Author(s): |
F. Ahmad1, A. A. Mohd Arshad2, J. S. Wong1, C. Goh3, A. Mohan4, A. Ayub5; 1Hospital Bintulu, Department of Medicine, Bintulu, Sarawak/MY, 2Hospital Bintulu, Department of Anaesthesia and Intensive Care, Bintulu, Sarawak/MY, 3Hospital Bintulu, Department of Microbiology, Bintulu, Sarawak/MY, 4Hospital Bintulu, Department of Paediatrics, Bintulu, Sarawak/MY, 5Hospital Bintulu, Public Health, Bintulu, Sarawak/MY |
Abstract: |
Background: Melioidosis is an infection with gram negative bacterium Burkholderia pseudomallei and is an important public health problem causing community acquired sepsis in South East Asia and north Australia. The calculated annual incidence of melioidosis in Malaysia varies from around 6.0 per 100,000 per year to 16.35 per 100,000 population per year for adult population depending on region. Methods: From October 2007 to January 2012, 416 patients were positive for melioidosis based on serology and 46 patients had microbiologically documented melioidosis. We undertook retrospective analysis of 46 cases with culture confirmed cases. Results: The mean age of patient was 36 years old, with predominantly male (60.9%) and Iban ethnic group involvement ( 41.3%). Majority of patients were involved in farming, forestry and fishing ( 52.2%), followed by children and teenagers who were involved up to 17.4%. Majority did not have medical co morbidity (63.0%) unlike other reports where diabetes mellitus is one of the recognized risk factor.

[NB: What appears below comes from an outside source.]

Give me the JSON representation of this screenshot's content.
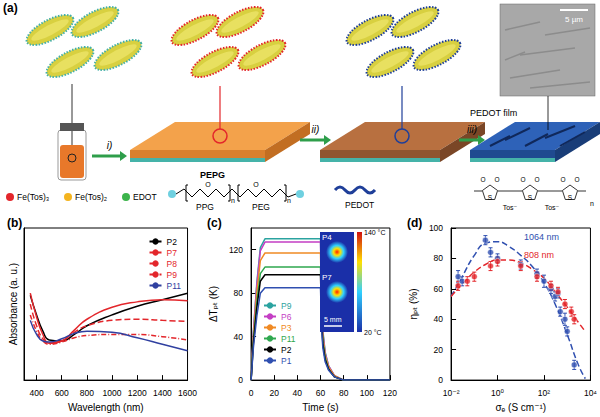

Almost half of the patients ( 47.8%) were admitted to Intensive Care Unit (ICU) due to respiratory failure or septic shock. Pneumonia was the commonest presentation (69.9%) and accounted for 95.5% ICU admissions. Most patients received ceftazidime ( 52.2%), followed by meropenem ( 32.6%) and imipenem (2.2%). Only 13% did not received suggested antimicrobial treatment due to low suspicion. The overall mortality rate was 47.8%, but the rate was as high as 60.6% in pulmonary involvement. Based on in vitro sensitivity testing using disc diffusion method, 42.5% clinical isolates were resistant to meropenem. In vivo, we observed that 45.5% of patients whom received meropenem died. Conclusion: Majority of our patients were younger, with more than half having no medical co morbidity. Patients mainly presented with lung involvement and bacteraemic. Pulmonary involvement carried a higher mortality rate despite appropriate treatment. In vitro resistance towards meropenem needs to be confirmed by minimum inhibitory method as it has colossal impact towards current clinical practice.